Intervention de Christine Pires Beaune

Séance en hémicycle du jeudi 15 octobre 2020 à 9h00
Projet de loi de finances pour 2021 — Article 3 (précédemment réservé)

Photo issue du site de l'Assemblée nationale ou de WikipediaChristine Pires Beaune :

Nous sommes tous focalisés sur les relocalisations, mais pour réussir, il faudrait commencer par s'interroger sur les causes des délocalisations. Nous avons évoqué les nombreuses raisons qui ont amené depuis cinquante ans, en France, les entreprises à délocaliser.
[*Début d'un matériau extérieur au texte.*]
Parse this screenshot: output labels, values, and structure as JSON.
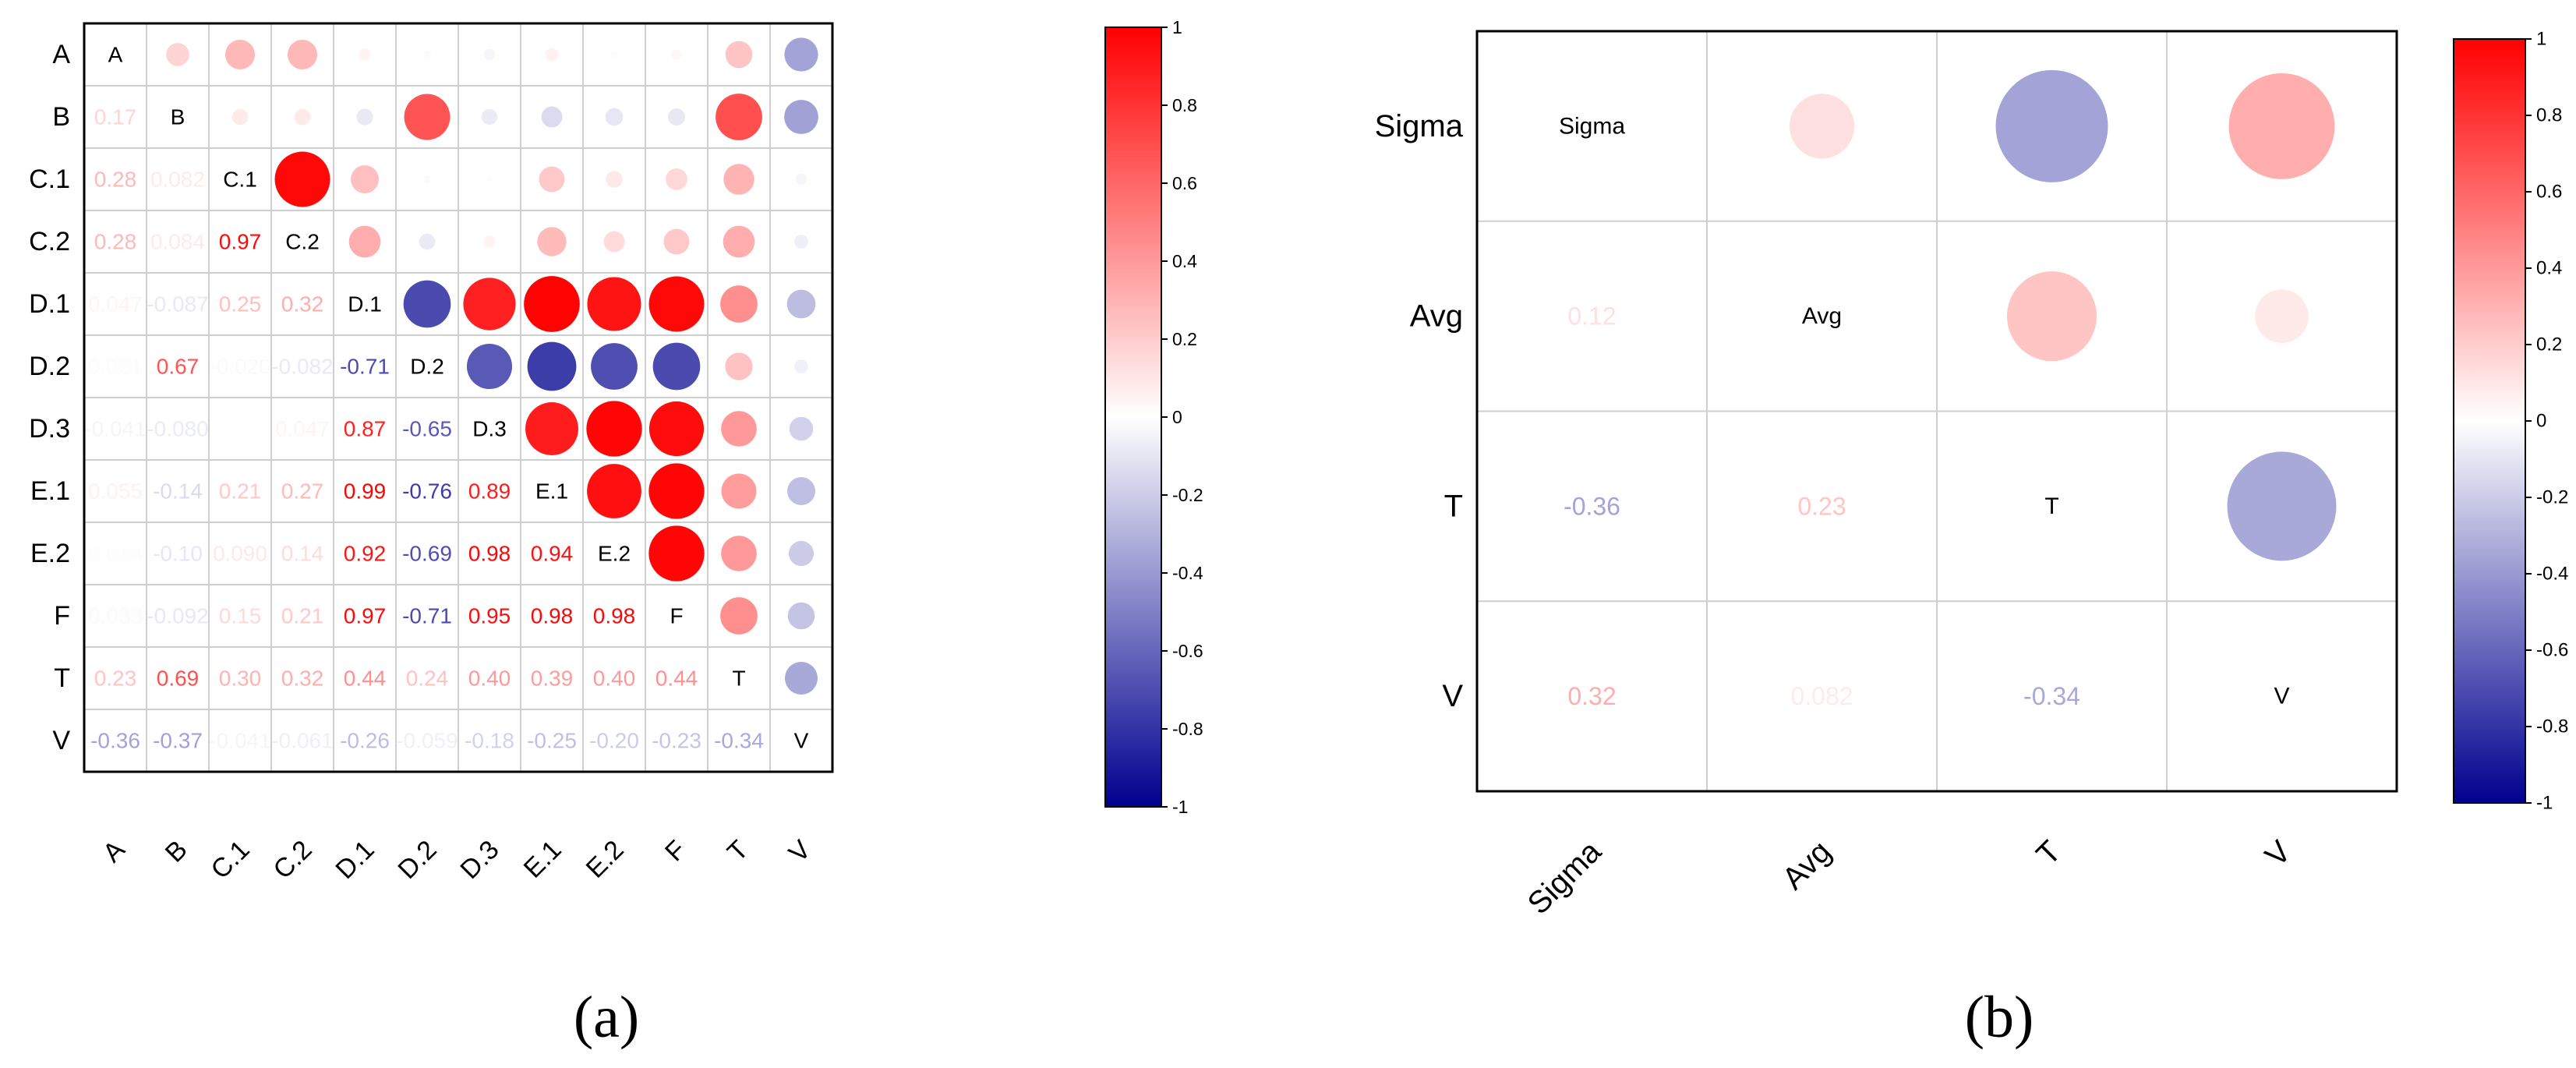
{
  "chart_data": [
    {
      "type": "heatmap",
      "panel_label": "(a)",
      "variables": [
        "A",
        "B",
        "C.1",
        "C.2",
        "D.1",
        "D.2",
        "D.3",
        "E.1",
        "E.2",
        "F",
        "T",
        "V"
      ],
      "matrix": [
        [
          1,
          0.17,
          0.28,
          0.28,
          0.047,
          0.021,
          -0.041,
          0.055,
          0.014,
          0.033,
          0.23,
          -0.36
        ],
        [
          0.17,
          1,
          0.082,
          0.084,
          -0.087,
          0.67,
          -0.08,
          -0.14,
          -0.1,
          -0.092,
          0.69,
          -0.37
        ],
        [
          0.28,
          0.082,
          1,
          0.97,
          0.25,
          -0.02,
          -0.01,
          0.21,
          0.09,
          0.15,
          0.3,
          -0.041
        ],
        [
          0.28,
          0.084,
          0.97,
          1,
          0.32,
          -0.082,
          0.047,
          0.27,
          0.14,
          0.21,
          0.32,
          -0.061
        ],
        [
          0.047,
          -0.087,
          0.25,
          0.32,
          1,
          -0.71,
          0.87,
          0.99,
          0.92,
          0.97,
          0.44,
          -0.26
        ],
        [
          0.021,
          0.67,
          -0.02,
          -0.082,
          -0.71,
          1,
          -0.65,
          -0.76,
          -0.69,
          -0.71,
          0.24,
          -0.059
        ],
        [
          -0.041,
          -0.08,
          -0.01,
          0.047,
          0.87,
          -0.65,
          1,
          0.89,
          0.98,
          0.95,
          0.4,
          -0.18
        ],
        [
          0.055,
          -0.14,
          0.21,
          0.27,
          0.99,
          -0.76,
          0.89,
          1,
          0.94,
          0.98,
          0.39,
          -0.25
        ],
        [
          0.014,
          -0.1,
          0.09,
          0.14,
          0.92,
          -0.69,
          0.98,
          0.94,
          1,
          0.98,
          0.4,
          -0.2
        ],
        [
          0.033,
          -0.092,
          0.15,
          0.21,
          0.97,
          -0.71,
          0.95,
          0.98,
          0.98,
          1,
          0.44,
          -0.23
        ],
        [
          0.23,
          0.69,
          0.3,
          0.32,
          0.44,
          0.24,
          0.4,
          0.39,
          0.4,
          0.44,
          1,
          -0.34
        ],
        [
          -0.36,
          -0.37,
          -0.041,
          -0.061,
          -0.26,
          -0.059,
          -0.18,
          -0.25,
          -0.2,
          -0.23,
          -0.34,
          1
        ]
      ],
      "lower_labels": [
        [
          null,
          null,
          null,
          null,
          null,
          null,
          null,
          null,
          null,
          null,
          null,
          null
        ],
        [
          "0.17",
          null,
          null,
          null,
          null,
          null,
          null,
          null,
          null,
          null,
          null,
          null
        ],
        [
          "0.28",
          "0.082",
          null,
          null,
          null,
          null,
          null,
          null,
          null,
          null,
          null,
          null
        ],
        [
          "0.28",
          "0.084",
          "0.97",
          null,
          null,
          null,
          null,
          null,
          null,
          null,
          null,
          null
        ],
        [
          "0.047",
          "-0.087",
          "0.25",
          "0.32",
          null,
          null,
          null,
          null,
          null,
          null,
          null,
          null
        ],
        [
          "0.021",
          "0.67",
          "-0.020",
          "-0.082",
          "-0.71",
          null,
          null,
          null,
          null,
          null,
          null,
          null
        ],
        [
          "-0.041",
          "-0.080",
          "",
          "0.047",
          "0.87",
          "-0.65",
          null,
          null,
          null,
          null,
          null,
          null
        ],
        [
          "0.055",
          "-0.14",
          "0.21",
          "0.27",
          "0.99",
          "-0.76",
          "0.89",
          null,
          null,
          null,
          null,
          null
        ],
        [
          "0.014",
          "-0.10",
          "0.090",
          "0.14",
          "0.92",
          "-0.69",
          "0.98",
          "0.94",
          null,
          null,
          null,
          null
        ],
        [
          "0.033",
          "-0.092",
          "0.15",
          "0.21",
          "0.97",
          "-0.71",
          "0.95",
          "0.98",
          "0.98",
          null,
          null,
          null
        ],
        [
          "0.23",
          "0.69",
          "0.30",
          "0.32",
          "0.44",
          "0.24",
          "0.40",
          "0.39",
          "0.40",
          "0.44",
          null,
          null
        ],
        [
          "-0.36",
          "-0.37",
          "-0.041",
          "-0.061",
          "-0.26",
          "-0.059",
          "-0.18",
          "-0.25",
          "-0.20",
          "-0.23",
          "-0.34",
          null
        ]
      ],
      "colorbar": {
        "range": [
          -1,
          1
        ],
        "ticks": [
          "1",
          "0.8",
          "0.6",
          "0.4",
          "0.2",
          "0",
          "-0.2",
          "-0.4",
          "-0.6",
          "-0.8",
          "-1"
        ]
      }
    },
    {
      "type": "heatmap",
      "panel_label": "(b)",
      "variables": [
        "Sigma",
        "Avg",
        "T",
        "V"
      ],
      "matrix": [
        [
          1,
          0.12,
          -0.36,
          0.32
        ],
        [
          0.12,
          1,
          0.23,
          0.082
        ],
        [
          -0.36,
          0.23,
          1,
          -0.34
        ],
        [
          0.32,
          0.082,
          -0.34,
          1
        ]
      ],
      "lower_labels": [
        [
          null,
          null,
          null,
          null
        ],
        [
          "0.12",
          null,
          null,
          null
        ],
        [
          "-0.36",
          "0.23",
          null,
          null
        ],
        [
          "0.32",
          "0.082",
          "-0.34",
          null
        ]
      ],
      "colorbar": {
        "range": [
          -1,
          1
        ],
        "ticks": [
          "1",
          "0.8",
          "0.6",
          "0.4",
          "0.2",
          "0",
          "-0.2",
          "-0.4",
          "-0.6",
          "-0.8",
          "-1"
        ]
      }
    }
  ],
  "colors": {
    "negative": "#00008f",
    "neutral": "#ffffff",
    "positive": "#ff0000",
    "grid": "#cfcfcf",
    "frame": "#000000"
  }
}
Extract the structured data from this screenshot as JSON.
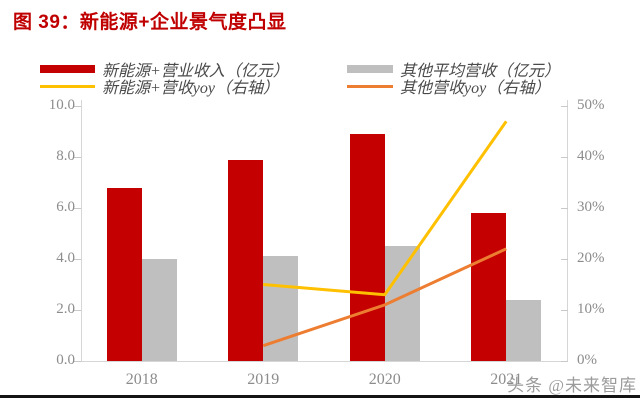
{
  "header": {
    "title": "图 39：新能源+企业景气度凸显"
  },
  "watermark": "头条 @未来智库",
  "colors": {
    "title_red": "#C00000",
    "bar_red": "#C40000",
    "bar_gray": "#BFBFBF",
    "line_yellow": "#FFC000",
    "line_orange": "#ED7D31",
    "axis_text": "#8C8C8C",
    "watermark_gray": "#9B9B9B"
  },
  "chart_data": {
    "type": "bar",
    "subtype": "bar-line-combo",
    "categories": [
      "2018",
      "2019",
      "2020",
      "2021"
    ],
    "series": [
      {
        "name": "新能源+营业收入（亿元）",
        "type": "bar",
        "axis": "left",
        "color": "#C40000",
        "values": [
          6.8,
          7.9,
          8.9,
          5.8
        ]
      },
      {
        "name": "其他平均营收（亿元）",
        "type": "bar",
        "axis": "left",
        "color": "#BFBFBF",
        "values": [
          4.0,
          4.1,
          4.5,
          2.4
        ]
      },
      {
        "name": "新能源+营收yoy（右轴）",
        "type": "line",
        "axis": "right",
        "color": "#FFC000",
        "values": [
          null,
          15,
          13,
          47
        ]
      },
      {
        "name": "其他营收yoy（右轴）",
        "type": "line",
        "axis": "right",
        "color": "#ED7D31",
        "values": [
          null,
          3,
          11,
          22
        ]
      }
    ],
    "left_axis": {
      "ticks": [
        "10.0",
        "8.0",
        "6.0",
        "4.0",
        "2.0",
        "0.0"
      ],
      "min": 0,
      "max": 10
    },
    "right_axis": {
      "ticks": [
        "50%",
        "40%",
        "30%",
        "20%",
        "10%",
        "0%"
      ],
      "min": 0,
      "max": 50,
      "unit": "%"
    },
    "grid": false,
    "legend_position": "top"
  }
}
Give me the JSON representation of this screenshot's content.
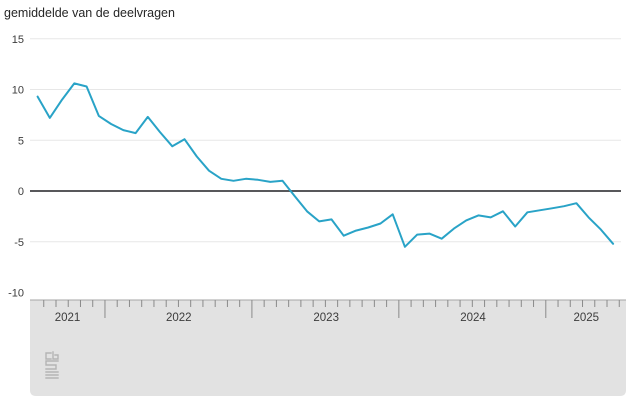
{
  "title": "gemiddelde van de deelvragen",
  "colors": {
    "line": "#29a3c7",
    "grid": "#e7e7e7",
    "zero_line": "#58585b",
    "axis_band": "#e2e2e2",
    "axis_band_border": "#a6a6a6",
    "tick": "#8a8a8a",
    "axis_label": "#3c3c3c",
    "title": "#262626",
    "logo": "#b4b4b4",
    "background": "#ffffff"
  },
  "chart_data": {
    "type": "line",
    "title": "gemiddelde van de deelvragen",
    "frequency": "monthly",
    "x": [
      "2021-07",
      "2021-08",
      "2021-09",
      "2021-10",
      "2021-11",
      "2021-12",
      "2022-01",
      "2022-02",
      "2022-03",
      "2022-04",
      "2022-05",
      "2022-06",
      "2022-07",
      "2022-08",
      "2022-09",
      "2022-10",
      "2022-11",
      "2022-12",
      "2023-01",
      "2023-02",
      "2023-03",
      "2023-04",
      "2023-05",
      "2023-06",
      "2023-07",
      "2023-08",
      "2023-09",
      "2023-10",
      "2023-11",
      "2023-12",
      "2024-01",
      "2024-02",
      "2024-03",
      "2024-04",
      "2024-05",
      "2024-06",
      "2024-07",
      "2024-08",
      "2024-09",
      "2024-10",
      "2024-11",
      "2024-12",
      "2025-01",
      "2025-02",
      "2025-03",
      "2025-04",
      "2025-05",
      "2025-06"
    ],
    "values": [
      9.3,
      7.2,
      9.0,
      10.6,
      10.3,
      7.4,
      6.6,
      6.0,
      5.7,
      7.3,
      5.8,
      4.4,
      5.1,
      3.4,
      2.0,
      1.2,
      1.0,
      1.2,
      1.1,
      0.9,
      1.0,
      -0.5,
      -2.0,
      -3.0,
      -2.8,
      -4.4,
      -3.9,
      -3.6,
      -3.2,
      -2.3,
      -5.5,
      -4.3,
      -4.2,
      -4.7,
      -3.7,
      -2.9,
      -2.4,
      -2.6,
      -2.0,
      -3.5,
      -2.1,
      -1.9,
      -1.7,
      -1.5,
      -1.2,
      -2.6,
      -3.8,
      -5.2
    ],
    "ylim": [
      -10,
      15
    ],
    "yticks": [
      15,
      10,
      5,
      0,
      -5,
      -10
    ],
    "xtick_year_labels": [
      "2021",
      "2022",
      "2023",
      "2024",
      "2025"
    ],
    "grid": "horizontal",
    "legend": "none"
  },
  "logo": {
    "name": "cbs-logo"
  }
}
Parmi elles, il y en a une fondamentale : le maintien des marges des entreprises et ce qui en découle, le versement des dividendes aux investisseurs. Il s'agit là tout simplement de la loi du capitalisme ou, si on veut être plus modernes, de la loi du libéralisme, qui veut que l'argent aille là où cela rapporte le plus. Sauf que dans notre pays, comme il n'est pas politiquement correct de parler d'argent, on parle de « compétitivité », ce qui est la même chose dans les faits.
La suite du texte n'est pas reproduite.